Scrapy基础介绍与使用

一、爬虫工程化

在之前的学习中我们已经掌握了爬虫这门技术需要的大多数的技术点, 但是我们现在写的代码还很流程化, 很难进行商用的. 想要我们的爬虫达到商用级别, 必须要对我们现在编写的爬虫代码进行大刀阔斧式的重组, 已达到工程化的爬虫. 何为工程化, 就是让你的程序更加的有体系, 有逻辑, 更加的模块化.

就好比, 我们家里以前做过鞋子, 我妈妈给我做鞋, 她需要从画图纸到裁剪到最后的缝合, 一步一步的完成一双鞋子的制作. 这种手工鞋子如果每年做个几双, 没问题. 我妈妈辛苦一点, 也能搞定. 但是, 如果现在我想去售卖这个鞋子. 再依靠妈妈一双一双的缝制不切实际。为什么? 第一, 产能跟不上. 一个人的力量是有限的, 第二, 一个人要完整的把制作鞋子的工艺从头搞到尾. 就算你想招人分担一下. 貌似也不好找这样厉害的手艺人. 怎么办? 聪明的你可能已经想到了. 从头到尾完成一双鞋的人不好找. 那我就把这个工艺过程分开. 分成4份, 画图, 裁剪, 缝合, 验收. 招4个人. 每个人就负责一小部分. 并且这一小部分是很容易完成的. 最终只要有一个人(我)来做一个总指挥. 我的制鞋小工厂就建起来了.
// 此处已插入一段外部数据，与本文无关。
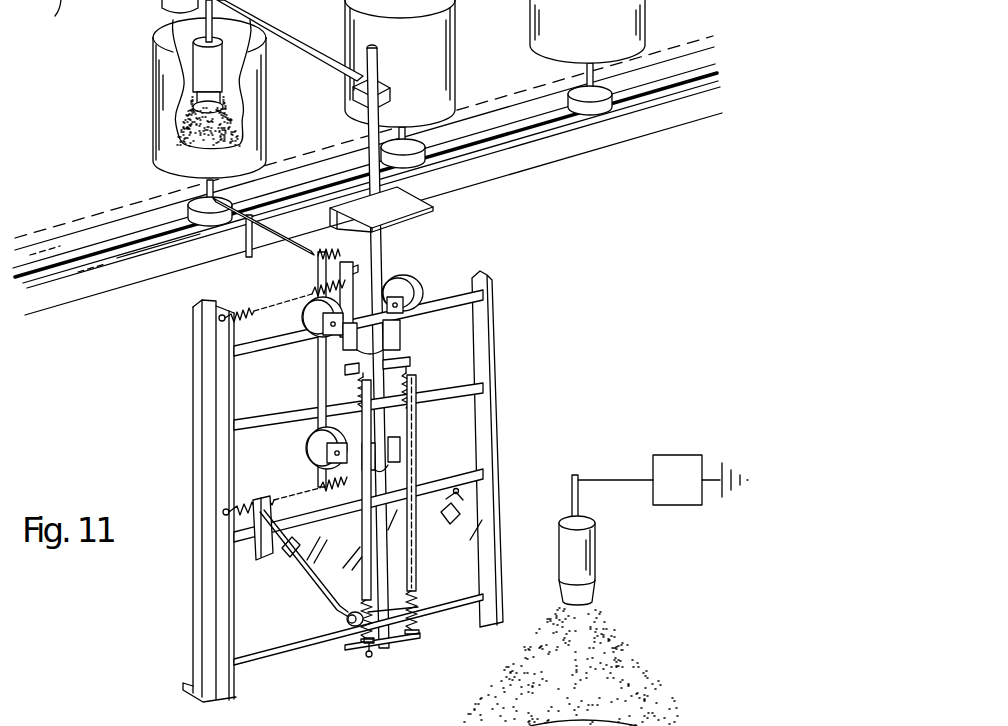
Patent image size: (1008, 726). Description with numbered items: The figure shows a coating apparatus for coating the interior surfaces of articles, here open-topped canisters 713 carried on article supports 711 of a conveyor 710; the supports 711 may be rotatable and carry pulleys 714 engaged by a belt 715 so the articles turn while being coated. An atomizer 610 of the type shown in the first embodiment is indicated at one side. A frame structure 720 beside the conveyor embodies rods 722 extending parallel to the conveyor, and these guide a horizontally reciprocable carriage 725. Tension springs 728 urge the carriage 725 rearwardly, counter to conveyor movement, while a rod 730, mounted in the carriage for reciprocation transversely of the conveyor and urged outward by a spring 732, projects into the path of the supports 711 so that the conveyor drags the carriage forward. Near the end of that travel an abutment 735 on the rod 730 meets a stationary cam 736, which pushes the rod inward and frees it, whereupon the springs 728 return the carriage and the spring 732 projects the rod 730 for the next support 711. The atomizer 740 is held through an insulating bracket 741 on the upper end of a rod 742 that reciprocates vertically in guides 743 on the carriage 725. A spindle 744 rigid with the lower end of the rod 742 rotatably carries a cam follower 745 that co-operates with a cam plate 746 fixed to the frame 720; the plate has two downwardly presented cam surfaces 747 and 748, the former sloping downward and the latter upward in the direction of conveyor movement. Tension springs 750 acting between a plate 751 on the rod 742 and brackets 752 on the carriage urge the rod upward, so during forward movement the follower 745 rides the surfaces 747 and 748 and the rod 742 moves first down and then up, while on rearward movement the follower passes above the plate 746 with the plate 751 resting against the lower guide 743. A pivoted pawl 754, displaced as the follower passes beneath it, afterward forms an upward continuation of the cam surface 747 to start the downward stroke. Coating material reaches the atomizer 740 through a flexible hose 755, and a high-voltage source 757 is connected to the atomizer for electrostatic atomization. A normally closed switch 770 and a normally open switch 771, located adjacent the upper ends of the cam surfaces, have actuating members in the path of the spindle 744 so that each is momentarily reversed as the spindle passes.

The atomizer 610 is at (596, 562).
The conveyor 710 is at (125, 275).
The article supports 711 is at (200, 187).
The open-topped canisters 713 is at (153, 88).
The pulleys 714 is at (601, 113).
The belt 715 is at (512, 100).
The frame structure 720 is at (487, 342).
The rods 722 is at (466, 297).
The carriage 725 is at (318, 378).
The tension springs 728 is at (253, 318).
The rod 730 is at (290, 243).
The spring 732 is at (313, 270).
The abutment 735 is at (245, 238).
The stationary cam 736 is at (392, 220).
The atomizer 740 is at (192, 63).
The insulating bracket 741 is at (277, 27).
The rod 742 is at (382, 250).
The guides 743 is at (401, 337).
The spindle 744 is at (352, 642).
The cam follower 745 is at (347, 630).
The cam plate 746 is at (422, 505).
The cam surface 747 is at (317, 603).
The cam surface 748 is at (397, 555).
The tension springs 750 is at (375, 645).
The plate 751 is at (385, 653).
The brackets 752 is at (405, 367).
The pivoted pawl 754 is at (293, 531).
The flexible hose 755 is at (163, 7).
The high-voltage source 757 is at (55, 16).
The normally closed switch 770 is at (461, 509).
The normally open switch 771 is at (295, 559).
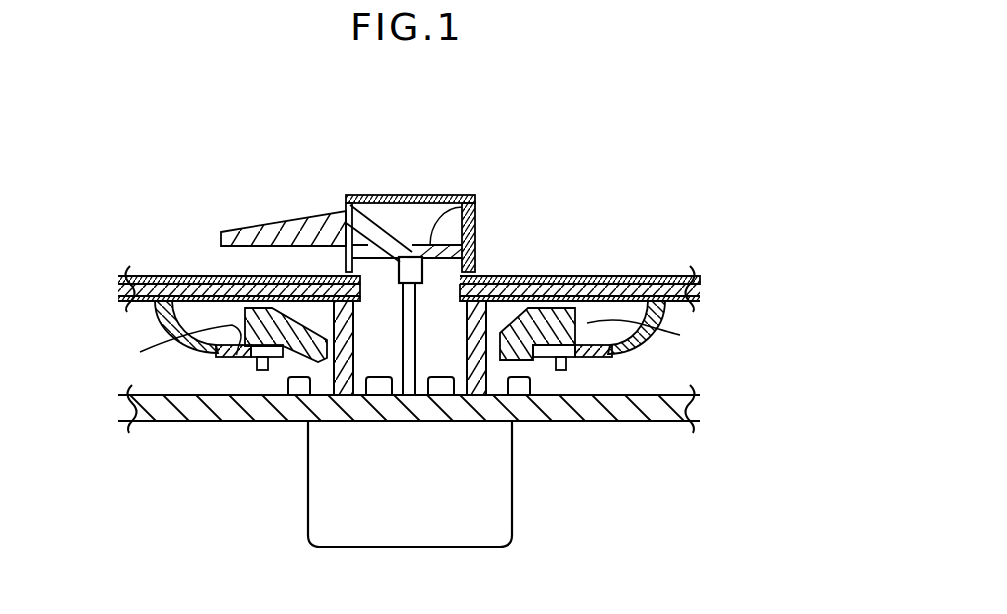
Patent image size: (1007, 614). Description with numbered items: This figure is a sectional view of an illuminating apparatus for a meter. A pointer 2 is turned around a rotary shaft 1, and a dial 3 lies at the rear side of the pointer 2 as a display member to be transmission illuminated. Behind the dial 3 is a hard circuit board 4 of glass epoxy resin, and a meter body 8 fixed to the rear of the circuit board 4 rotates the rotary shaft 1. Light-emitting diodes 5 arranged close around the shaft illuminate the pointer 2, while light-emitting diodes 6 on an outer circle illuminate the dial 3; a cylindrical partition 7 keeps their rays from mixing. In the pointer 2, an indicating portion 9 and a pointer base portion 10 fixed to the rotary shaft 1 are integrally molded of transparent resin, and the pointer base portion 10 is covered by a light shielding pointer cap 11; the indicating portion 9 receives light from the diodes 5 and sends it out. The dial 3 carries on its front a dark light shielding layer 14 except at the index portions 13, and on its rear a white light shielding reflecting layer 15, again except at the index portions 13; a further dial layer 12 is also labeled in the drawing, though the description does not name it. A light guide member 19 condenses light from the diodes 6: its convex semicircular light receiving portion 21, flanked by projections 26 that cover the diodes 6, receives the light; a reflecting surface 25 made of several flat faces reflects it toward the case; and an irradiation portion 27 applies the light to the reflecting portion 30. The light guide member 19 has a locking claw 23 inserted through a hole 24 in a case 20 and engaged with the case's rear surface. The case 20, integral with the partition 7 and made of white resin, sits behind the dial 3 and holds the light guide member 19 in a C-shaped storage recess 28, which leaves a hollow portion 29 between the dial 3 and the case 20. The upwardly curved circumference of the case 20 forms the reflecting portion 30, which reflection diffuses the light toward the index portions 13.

The rotary shaft 1 is at (402, 323).
The pointer 2 is at (432, 180).
The dial 3 is at (670, 270).
The circuit board 4 is at (572, 413).
The light-emitting diodes 5 is at (378, 386).
The light-emitting diodes 6 is at (300, 396).
The partition 7 is at (357, 322).
The meter body 8 is at (308, 532).
The indicating portion 9 is at (260, 232).
The pointer base portion 10 is at (476, 215).
The pointer cap 11 is at (450, 196).
The substrate 12 is at (163, 282).
The index portions 13 is at (200, 277).
The light shielding layer 14 is at (243, 278).
The light shielding reflecting layer 15 is at (195, 338).
The light guide member 19 is at (562, 310).
The case 20 is at (190, 355).
The light receiving portion 21 is at (318, 308).
The locking claw 23 is at (254, 362).
The hole 24 is at (608, 360).
The reflecting surface 25 is at (300, 262).
The projections 26 is at (268, 372).
The irradiation portion 27 is at (650, 333).
The storage recess 28 is at (213, 358).
The hollow portion 29 is at (590, 308).
The reflecting portion 30 is at (612, 352).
上述逻辑同样适用于我们的爬虫, 想想, 到目前为止, 我们所编写的爬虫我们都是从头到尾的每一步都要亲力亲为. 这样做固然有其优点(可控性更好), 但是各位请认真思考. 这样的代码逻辑是不能形成批量生产的效果的(写100个爬虫). 很多具有共通性的代码逻辑都没有进行重复利用. 那我们就可以考虑看看, 能不能把一些共性的问题(获取页面源代码, 数据存储), 单独搞成一个功能. 如果我们把这些功能单独进行编写. 并且产生类似单独的功能模块, 将大大的提高我们爬虫的效率. 已达到我们爬虫工程化开发的效果.

爬虫工程化: 对爬虫的功能进行模块化的开发. 并达到可以批量生产的效果(不论是开发还是数据产出)

二、Scrapy简介

Scrapy到目前为止, 依然是这个星球上最流行的爬虫框架. 摘一下官方给出对scrapy的介绍

An open source and collaborative framework for extracting the data you need from websites.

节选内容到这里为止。